I try to keep politics out of my blogs. Unfortunately, (or fortunately, depending on your world view), evaluation is a political activity. Recently there have been several posts by others that remind me that evaluation is a political activity. I try to point out how everyday activities are evaluative.
One is the growing discussion (debate?) about gun regulation. Recently, the Morning Joe show included a clip that was picked up by MoveOn.org. If you haven’t seen it, you need to. Although the evaluative criteria are not clear, the outcome is and each commentator addressing the issue with a different lens (go here to view the clip).

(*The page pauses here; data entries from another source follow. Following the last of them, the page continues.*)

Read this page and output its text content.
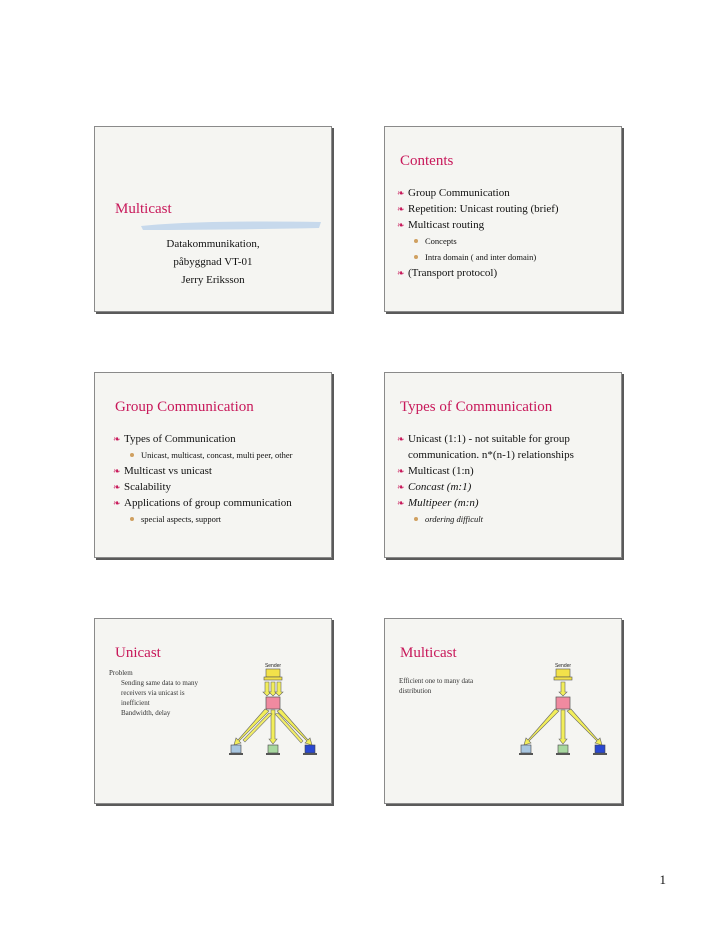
Multicast
Datakommunikation,
påbyggnad VT-01
Jerry Eriksson
Contents
❧ Group Communication
❧ Repetition: Unicast routing (brief)
❧ Multicast routing
Concepts
Intra domain ( and inter domain)
❧ (Transport protocol)
Group Communication
❧ Types of Communication
Unicast, multicast, concast, multi peer, other
❧ Multicast vs unicast
❧ Scalability
❧ Applications of group communication
special aspects, support
Types of Communication
❧ Unicast (1:1) - not suitable for group
communication. n*(n-1) relationships
❧ Multicast (1:n)
❧ Concast (m:1)
❧ Multipeer (m:n)
ordering difficult
Unicast
Problem
Sending same data to many
receivers via unicast is
inefficient
Bandwidth, delay
Sender
Multicast
Efficient one to many data
distribution
Sender
1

In addition, a colleague of mine posted on her blog another blogger’s work (we are all connected, you know) that demonstrates the difficulty evaluators have being responsive to a client, especially one with whom you do not share the value in question (see Genuine Evaluation). If you put your evaluator’s hat aside, the original post could be viewed as funny.
How many times have you smelled the milk and decided it was past prime? Or seen mold growing on the yogurt? This food blog also has many evaluative aspects (insert use by date blog). Check it out.
I’m back from Tucson where it was warm and sunny–I wore shorts! The best gift that I got serendipitously was the observation of peer learning from the participants. Now I have to compile an evaluation of the program because I want to know what the participants thought, systematically. I took a lot of notes and I know what needs to be added; what worked; what didn’t. I got a lot of spontaneous and unsolicited comments about the value of the program–so OK–I’ve got the qualitative feed back (e.g., 18 months ago I wouldn’t have thought of this; knowing I’m not alone in the questions I have helps; I can now find an answer…). Once I get the quantitative feedback, I’ll triangulate the comments, the quantitative data, and any other data I have. I am hoping to USE these findings to offer the program again. More on that later.
An update on my making a difference query. I’ve gotten a couple of responses and NO examples. One response was about not using page views as a measure of success; instead use average time viewing a page. A lot of responses think that this is a marketing blog. Since evaluation is such a big part of marketing, I can see how that fits. Only, this is an evaluation blog. I’m not posting the survey. It has been closed for weeks and weeks. I was hoping for examples about how it changed your thinking, practice, world view.
Also, just so you know, I was in an auto accident 24 hours after I returned from Tucson. Mersedes and I have aches and pains and NO serious injuries. We do not have a car any more. Talk about evaluating an activity–think about what you would do without a car (or if you don’t have one, what you would do with one). I had to.